Intervenant ce vendredi 8 mai sur Express FM, la professeure hospitalo-universitaire en maladies infectieuses à la faculté de médecine de Tunis, Rim Abdelmalek, a appelé à traiter le sujet avec rationalité, sans minimisation ni dramatisation. Le hantavirus n’est pas un virus nouveau, et il ne présente pas les caractéristiques d’un agent pandémique.

Ce que l’on sait du foyer

Selon l’OMS, sept cas avaient été recensés au 4 mai à bord ou en lien avec le MV Hondius, dont deux confirmés en laboratoire, cinq cas suspects et trois décès. Le Centre européen de prévention et de contrôle des maladies faisait état, au 6 mai, du même bilan provisoire, en soulignant qu’il s’agissait d’un incident encore évolutif.

Depuis, plusieurs suivis internationaux évoquent huit cas rapportés, dont trois décès. Des opérations de traçage ont été engagées après le débarquement de passagers lors d’une escale à Sainte-Hélène, avant la confirmation du foyer. Le navire, parti d’Ushuaia le 1er avril 2026, se dirige vers Tenerife, dans les îles Canaries, où des mesures sanitaires spécifiques sont prévues.

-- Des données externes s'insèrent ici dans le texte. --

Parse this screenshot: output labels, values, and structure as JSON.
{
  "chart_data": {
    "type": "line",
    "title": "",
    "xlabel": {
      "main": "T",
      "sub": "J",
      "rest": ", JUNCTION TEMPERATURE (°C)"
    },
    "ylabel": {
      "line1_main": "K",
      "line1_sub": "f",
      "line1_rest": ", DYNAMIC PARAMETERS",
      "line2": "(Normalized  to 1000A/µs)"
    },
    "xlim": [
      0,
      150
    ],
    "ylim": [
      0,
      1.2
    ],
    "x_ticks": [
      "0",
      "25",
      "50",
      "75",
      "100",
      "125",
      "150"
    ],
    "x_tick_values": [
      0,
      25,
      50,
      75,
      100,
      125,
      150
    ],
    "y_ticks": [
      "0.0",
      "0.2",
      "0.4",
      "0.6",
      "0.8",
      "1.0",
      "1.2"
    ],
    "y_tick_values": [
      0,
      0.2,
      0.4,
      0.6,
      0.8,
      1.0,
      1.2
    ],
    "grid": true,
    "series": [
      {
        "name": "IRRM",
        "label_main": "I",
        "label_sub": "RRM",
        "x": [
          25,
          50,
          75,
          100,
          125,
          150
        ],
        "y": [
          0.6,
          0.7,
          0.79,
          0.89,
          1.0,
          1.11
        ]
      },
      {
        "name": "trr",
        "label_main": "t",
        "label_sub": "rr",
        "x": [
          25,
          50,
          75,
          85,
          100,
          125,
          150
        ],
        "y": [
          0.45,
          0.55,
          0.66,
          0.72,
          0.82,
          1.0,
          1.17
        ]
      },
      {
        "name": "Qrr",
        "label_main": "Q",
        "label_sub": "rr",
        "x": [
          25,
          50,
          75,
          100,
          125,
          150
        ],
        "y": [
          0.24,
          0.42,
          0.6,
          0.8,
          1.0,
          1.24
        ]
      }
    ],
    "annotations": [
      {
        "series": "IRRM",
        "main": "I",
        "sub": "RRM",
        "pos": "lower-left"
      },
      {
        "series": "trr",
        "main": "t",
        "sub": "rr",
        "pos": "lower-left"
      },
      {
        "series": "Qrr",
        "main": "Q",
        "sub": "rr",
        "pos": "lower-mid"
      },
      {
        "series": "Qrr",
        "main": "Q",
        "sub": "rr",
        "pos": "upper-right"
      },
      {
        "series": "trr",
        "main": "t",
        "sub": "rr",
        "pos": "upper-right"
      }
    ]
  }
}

Un virus connu, à transmission limitée

Rim Abdelmalek a rappelé que les hantavirus sont connus depuis plusieurs décennies. La contamination humaine se fait généralement par inhalation de particules contaminées par les urines, les excréments ou la salive de rongeurs infectés.

Le virus identifié dans ce foyer est le virus Andes, une forme particulière d’hantavirus pouvant, dans de rares circonstances, se transmettre d’homme à homme. Mais cette transmission reste rare et nécessite généralement un contact étroit et prolongé, ce qui le distingue fondamentalement des virus respiratoires à forte diffusion communautaire.

L’hypothèse d’une contamination avant l’embarquement est étudiée par les autorités sanitaires, notamment autour du parcours du couple néerlandais considéré comme central dans le foyer. Mais l’origine exacte de l’exposition reste encore à confirmer.

Des formes graves possibles, mais ciblées

La maladie peut être grave et potentiellement mortelle. Les symptômes peuvent inclure fièvre, troubles gastro-intestinaux et, dans les cas sévères, pneumonie, détresse respiratoire aiguë ou état de choc.

Les personnes âgées ou souffrant de pathologies chroniques sont plus exposées aux complications. Il n’existe pas, à ce stade, de traitement antiviral spécifique largement disponible. La prise en charge repose principalement sur un traitement de soutien, adapté à l’état du patient.

Vigilance, pas panique

Le message de l’OMS est sans ambiguïté. Maria Van Kerkhove, directrice du département Prévention et préparation aux épidémies et pandémies, a clairement écarté le scénario d’une pandémie. « Ce n’est pas le Covid. Ce n’est pas la grippe », a-t-elle déclaré, en rappelant qu’il s’agit d’un foyer limité lié à un navire.

Dans le suivi du Monde, elle est également citée affirmant qu’il ne s’agit ni du début d’une épidémie, ni du début d’une pandémie. L’OMS estime que le foyer devrait rester limité si les mesures de santé publique sont appliquées et si les pays concernés coopèrent.

Ce cadrage rejoint celui de Rim Abdelmalek : le hantavirus est un virus connu, surveillé, qui peut être grave, mais dont le profil de transmission est très éloigné de celui des agents pandémiques. L’alerte du MV Hondius justifie de la vigilance, pas de la panique.